5) Quel jugement portez-vous sur le rôle exercé par le Conseil de développement dans votre « pays » ? Etes-vous satisfait du niveau de participation des élus ainsi que des acteurs socio-professionnels et associatifs dans ce Conseil ?
6) Etes-vous satisfait des moyens financiers et humains dont dispose actuellement votre « pays » ?
7) Etes-vous satisfait du contrat de « pays » qui a été le cas échéant signé avec l'Etat, la Région, voire le département ?
8) Votre Charte de « pays » est-elle précise et détaillée en termes de projets ou au contraire se contente-t-elle de formuler en termes généraux quelques grands objectifs territoriaux ?
9) En l'état, le « pays » dont vous avez la charge répond-il à vos attentes ? Les actions conduites à son niveau sont-elles notamment bien articulées avec les politiques territoriales menées à l'échelon des communes, des intercommunalités, des départements et des régions ?
10) Quels souhaits pourriez-vous formuler en ce qui concerne votre « pays » et le rôle qu'il pourrait mieux jouer à l'avenir ?
Sur plus de 300 pays sollicités, 135 réponses nous sont parvenues.
DÉFINITION GÉNÉRALE DES PAYS
Quelle définition ?
Le questionnaire proposait trois définitions :
- le pays est un espace de projets à l'échelle d'un bassin de vie pertinent ;
- le pays est un échelon de coordination pour certaines politiques intercommunales ;
- le pays est un lieu de démocratie de proximité.
La plupart des pays ont jugé que les trois définitions étaient bien adaptées à leur cas.
Une nuance a parfois été apportée à la dernière proposition : le pays pourrait être un lieu de démocratie de proximité mais la participation des citoyens resterait encore insuffisante.
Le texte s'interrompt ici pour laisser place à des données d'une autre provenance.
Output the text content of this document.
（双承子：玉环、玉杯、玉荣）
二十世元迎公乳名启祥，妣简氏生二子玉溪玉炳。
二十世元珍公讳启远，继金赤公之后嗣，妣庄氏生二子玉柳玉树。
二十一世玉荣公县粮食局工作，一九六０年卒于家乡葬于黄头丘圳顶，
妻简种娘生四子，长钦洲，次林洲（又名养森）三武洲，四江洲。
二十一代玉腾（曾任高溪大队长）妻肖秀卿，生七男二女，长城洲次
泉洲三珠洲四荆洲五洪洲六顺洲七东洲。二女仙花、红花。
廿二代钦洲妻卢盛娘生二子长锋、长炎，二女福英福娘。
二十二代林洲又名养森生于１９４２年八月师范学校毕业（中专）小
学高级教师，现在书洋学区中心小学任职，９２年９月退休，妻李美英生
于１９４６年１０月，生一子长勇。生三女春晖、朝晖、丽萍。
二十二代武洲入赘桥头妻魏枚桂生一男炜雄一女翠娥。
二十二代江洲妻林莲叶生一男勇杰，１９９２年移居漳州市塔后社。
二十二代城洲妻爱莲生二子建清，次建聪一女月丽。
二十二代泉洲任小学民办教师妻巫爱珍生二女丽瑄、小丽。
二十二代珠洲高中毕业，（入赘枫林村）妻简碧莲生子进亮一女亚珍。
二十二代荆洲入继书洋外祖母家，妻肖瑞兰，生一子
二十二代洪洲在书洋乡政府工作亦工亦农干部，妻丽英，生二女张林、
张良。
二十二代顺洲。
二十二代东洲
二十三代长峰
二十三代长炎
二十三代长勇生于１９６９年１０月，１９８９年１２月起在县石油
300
D'ailleurs, cette dernière caractéristique ne fait pas l'unanimité des pays : seulement 63 % des réponses présentent le pays comme un lieu de démocratie de proximité, tandis que pour 79 % d'entre elles le pays est principalement un espace de projets à l'échelle d'un bassin de vie pertinent ( Annexe 2 - Graphique 2 ).
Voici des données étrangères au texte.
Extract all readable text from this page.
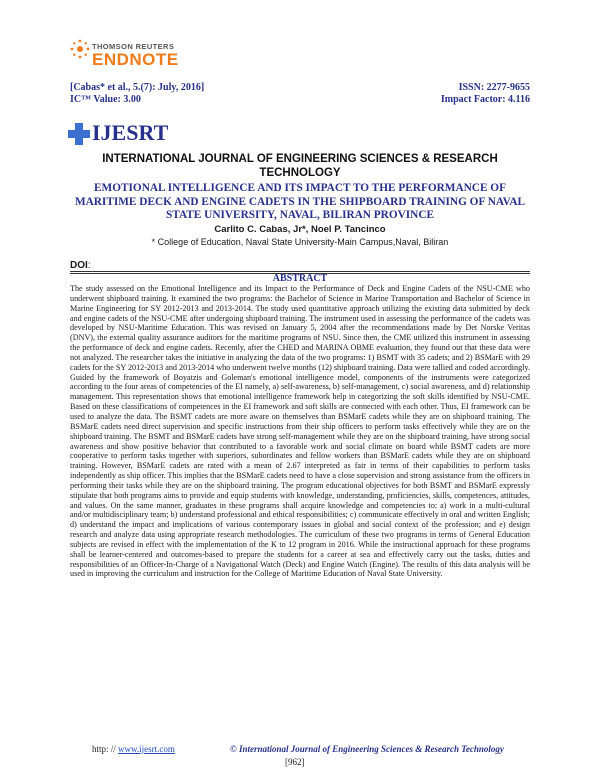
THOMSON REUTERS
ENDNOTE
[Cabas* et al., 5.(7): July, 2016]
IC™ Value: 3.00
ISSN: 2277-9655
Impact Factor: 4.116
IJESRT
INTERNATIONAL JOURNAL OF ENGINEERING SCIENCES & RESEARCH TECHNOLOGY
EMOTIONAL INTELLIGENCE AND ITS IMPACT TO THE PERFORMANCE OF MARITIME DECK AND ENGINE CADETS IN THE SHIPBOARD TRAINING OF NAVAL STATE UNIVERSITY, NAVAL, BILIRAN PROVINCE
Carlito C. Cabas, Jr*, Noel P. Tancinco
* College of Education, Naval State University-Main Campus,Naval, Biliran
DOI:
ABSTRACT
The study assessed on the Emotional Intelligence and its Impact to the Performance of Deck and Engine Cadets of the NSU-CME who underwent shipboard training. It examined the two programs: the Bachelor of Science in Marine Transportation and Bachelor of Science in Marine Engineering for SY 2012-2013 and 2013-2014. The study used quantitative approach utilizing the existing data submitted by deck and engine cadets of the NSU-CME after undergoing shipboard training. The instrument used in assessing the performance of the cadets was developed by NSU-Maritime Education. This was revised on January 5, 2004 after the recommendations made by Det Norske Veritas (DNV), the external quality assurance auditors for the maritime programs of NSU. Since then, the CME utilized this instrument in assessing the performance of deck and engine cadets. Recently, after the CHED and MARINA OBME evaluation, they found out that these data were not analyzed. The researcher takes the initiative in analyzing the data of the two programs: 1) BSMT with 35 cadets; and 2) BSMarE with 29 cadets for the SY 2012-2013 and 2013-2014 who underwent twelve months (12) shipboard training. Data were tallied and coded accordingly. Guided by the framework of Boyatzis and Goleman's emotional intelligence model, components of the instruments were categorized according to the four areas of competencies of the EI namely, a) self-awareness, b) self-management, c) social awareness, and d) relationship management. This representation shows that emotional intelligence framework help in categorizing the soft skills identified by NSU-CME. Based on these classifications of competences in the EI framework and soft skills are connected with each other. Thus, EI framework can be used to analyze the data. The BSMT cadets are more aware on themselves than BSMarE cadets while they are on shipboard training. The BSMarE cadets need direct supervision and specific instructions from their ship officers to perform tasks effectively while they are on the shipboard training. The BSMT and BSMarE cadets have strong self-management while they are on the shipboard training, have strong social awareness and show positive behavior that contributed to a favorable work and social climate on board while BSMT cadets are more cooperative to perform tasks together with superiors, subordinates and fellow workers than BSMarE cadets while they are on shipboard training. However, BSMarE cadets are rated with a mean of 2.67 interpreted as fair in terms of their capabilities to perform tasks independently as ship officer. This implies that the BSMarE cadets need to have a close supervision and strong assistance from the officers in performing their tasks while they are on the shipboard training. The program educational objectives for both BSMT and BSMarE expressly stipulate that both programs aims to provide and equip students with knowledge, understanding, proficiencies, skills, competences, attitudes, and values. On the same manner, graduates in these programs shall acquire knowledge and competencies to: a) work in a multi-cultural and/or multidisciplinary team; b) understand professional and ethical responsibilities; c) communicate effectively in oral and written English; d) understand the impact and implications of various contemporary issues in global and social context of the profession; and e) design research and analyze data using appropriate research methodologies. The curriculum of these two programs in terms of General Education subjects are revised in effect with the implementation of the K to 12 program in 2016. While the instructional approach for these programs shall be learner-centered and outcomes-based to prepare the students for a career at sea and effectively carry out the tasks, duties and responsibilities of an Officer-In-Charge of a Navigational Watch (Deck) and Engine Watch (Engine). The results of this data analysis will be used in improving the curriculum and instruction for the College of Maritime Education of Naval State University.
http: // www.ijesrt.com	© International Journal of Engineering Sciences & Research Technology
[962]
Par ailleurs, une majorité des plus grands pays (plus de 100.000 habitants) se considère comme un échelon de coordination des politiques intercommunales ( Annexe 2 - Graphique 3 ). Les réponses des pays de la région Picardie qui comptent, en majorité, plus de 100.000 habitants, sont caractéristiques de ce point de vue ( Annexe 2 - Graphique 4 ).
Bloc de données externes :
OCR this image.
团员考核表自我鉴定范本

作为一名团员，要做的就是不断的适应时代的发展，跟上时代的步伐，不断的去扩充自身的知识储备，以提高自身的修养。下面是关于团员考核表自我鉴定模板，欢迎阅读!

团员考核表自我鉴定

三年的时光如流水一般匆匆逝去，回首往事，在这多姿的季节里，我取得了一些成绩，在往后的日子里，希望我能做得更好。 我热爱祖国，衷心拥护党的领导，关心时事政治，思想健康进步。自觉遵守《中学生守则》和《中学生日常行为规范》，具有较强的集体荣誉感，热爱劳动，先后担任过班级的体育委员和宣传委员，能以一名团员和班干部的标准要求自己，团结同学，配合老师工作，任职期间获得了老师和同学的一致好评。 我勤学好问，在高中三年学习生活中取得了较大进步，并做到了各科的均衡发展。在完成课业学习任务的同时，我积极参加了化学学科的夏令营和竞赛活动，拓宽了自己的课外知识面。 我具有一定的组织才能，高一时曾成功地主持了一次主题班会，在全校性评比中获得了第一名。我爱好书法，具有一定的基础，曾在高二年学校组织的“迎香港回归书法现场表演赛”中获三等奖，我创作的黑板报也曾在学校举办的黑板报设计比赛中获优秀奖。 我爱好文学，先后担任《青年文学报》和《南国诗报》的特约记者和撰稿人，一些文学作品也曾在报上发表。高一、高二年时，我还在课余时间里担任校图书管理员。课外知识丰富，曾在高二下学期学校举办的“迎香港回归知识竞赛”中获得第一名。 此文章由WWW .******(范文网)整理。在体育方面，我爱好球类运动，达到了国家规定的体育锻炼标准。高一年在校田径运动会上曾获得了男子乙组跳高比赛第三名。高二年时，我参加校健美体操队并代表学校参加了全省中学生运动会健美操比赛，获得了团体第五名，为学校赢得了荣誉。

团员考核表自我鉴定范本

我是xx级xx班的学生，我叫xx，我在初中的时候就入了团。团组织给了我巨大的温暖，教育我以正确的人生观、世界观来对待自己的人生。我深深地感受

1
20% des pays estiment que le pays constitue aussi une interface de reconnaissance et de dialogue avec l'État, les collectivités territoriales et les intercommunalités. Ce sentiment s'explique notamment par la mise en oeuvre réussie du volet territorial du contrat de plan État-Région (CPER) 2000-2006 ou encore des programmes européens tels que LEADER+ destinés au développement des territoires ruraux.
Le pays représente souvent un cadre pertinent pour les zones rurales qui souhaitent mettre en oeuvre des projets de développement économique et d'aménagement du territoire à un niveau dépassant celui de l'intercommunalité.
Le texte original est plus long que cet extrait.